How to make the Tau function odd

[napoleon67]

Homework Statement

What are the necessary conditions on n for T(n) {the Tau function} to be odd.

Homework Equations

Tau function counts the number of divisors of n
T(1) = 1, T(p) = 2, and T(p^k) = k + 1

The Attempt at a Solution

I have that n cannot be prime, also if n = p^k then k must be even or of the from k = 2c for some c > 0.

I cannot figure out how to describe evens with were are multiple primes such as 1x3x7x8 = 231. That number has an even number of divisors but I'm and lost at how to prevent that.

 

[matt grime]

I don't understand why k is even OR k=2c. Those are identical conditions...What is T(xy) for x,y coprime?

 

[napoleon67]

I meant k is even i.e k =2c... I was just adding more definition.

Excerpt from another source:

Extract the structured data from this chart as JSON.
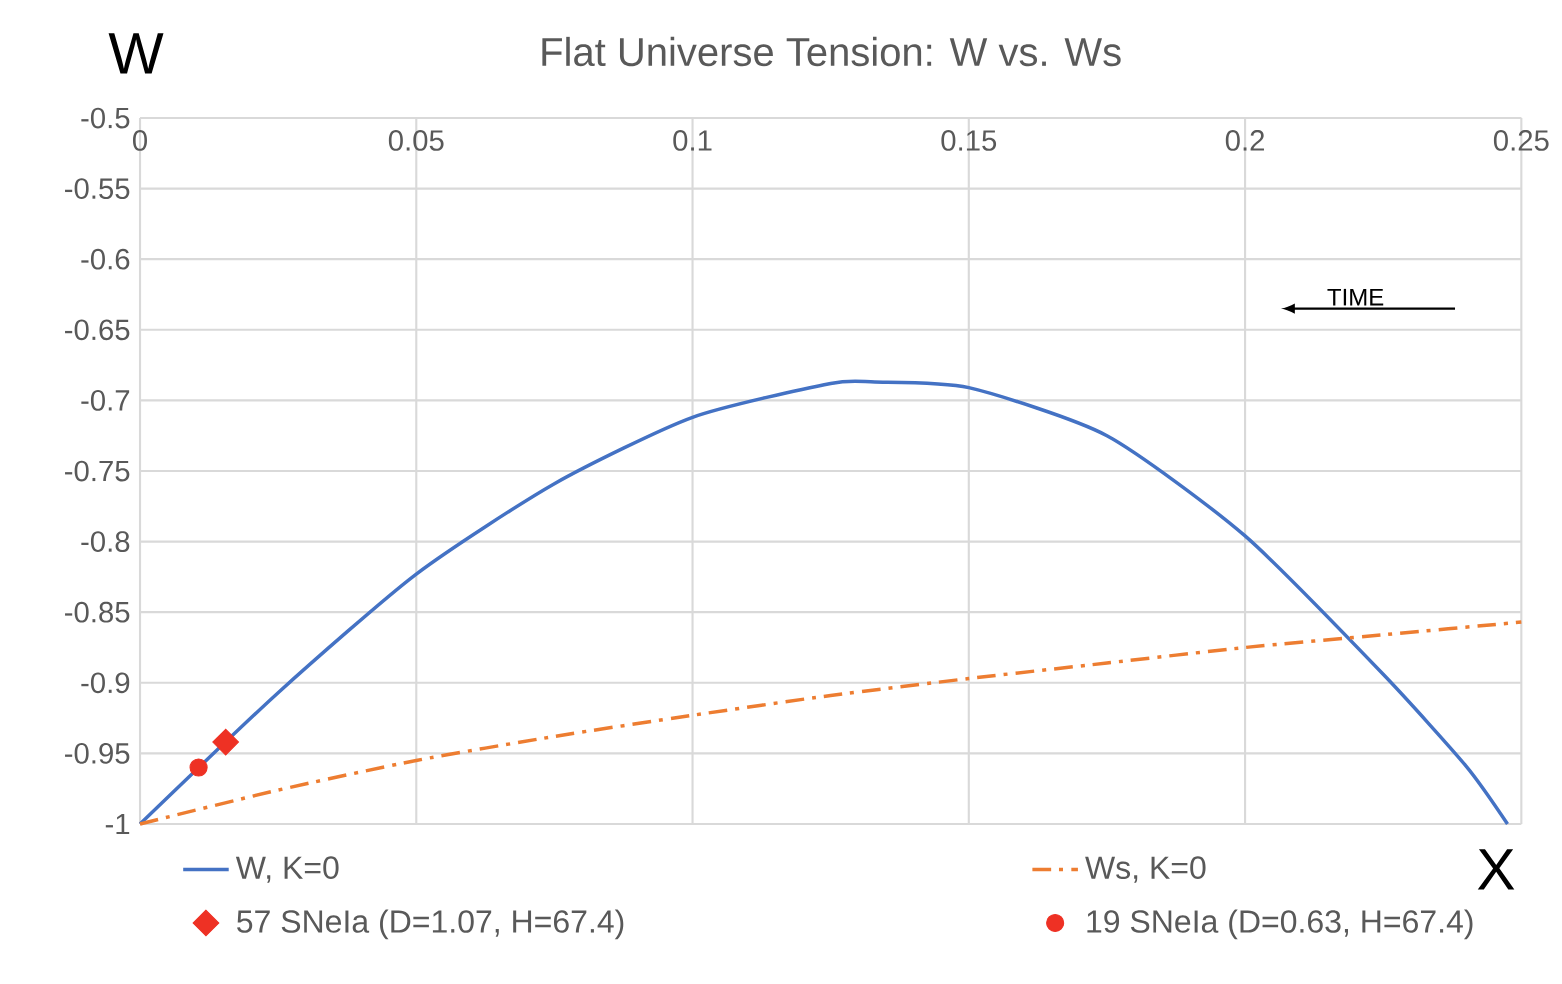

T(xy) for x,y is coprime is an even number of divisors. Thanks.

 

[AKG]

I meant k is even i.e k =2c... I was just adding more definition.

T(xy) for x,y is coprime is an even number of divisors. Thanks.

No, that's not right.

 

[napoleon67]

T(xy) for x,y is coprime means T(x)T(y)

 

[napoleon67]

Is is sufficient to say that T(n) is only odd when n is a perfect square?

 

[AKG]

T(n) is odd if and only if n is a perfect square. Can you prove it?

 

[napoleon67]

I was just supposed to make a conjecture, but I'll try to work on a proof

 

[napoleon67]

Assume that n is an odd tau number. Let n = p^a1*p^a2...* p^ak. By the definition of tau number (a1 + 1)(a2 + 1)(a3 + 1)... (ak + 1) | n. Therefore for any 0 < i < k + 1, ai + 1 is odd, and hence ai is even. Since every prime in the factorization of n is raised to an even power, n is a perfect square.

 

[AKG]

Assume that n is an odd tau number. Let n = p^a1*p^a2...* p^ak. By the definition of tau number (a1 + 1)(a2 + 1)(a3 + 1)... (ak + 1) | n.

What you meant to say was

$$(a_1 + 1)(a_2 + 1)(a_3 + 1)\dots (a_k + 1) = \tau (n)$$

not

$$(a_1 + 1)(a_2 + 1)(a_3 + 1)\dots (a_k + 1) | n$$

Therefore for any 0 < i < k + 1, ai + 1 is odd, and hence ai is even. Since every prime in the factorization of n is raised to an even power, n is a perfect square.

The question only asked you to find a necessary condition, and you've done this. But the stuff you've said above goes both ways, so it's actually a sufficient condition as well.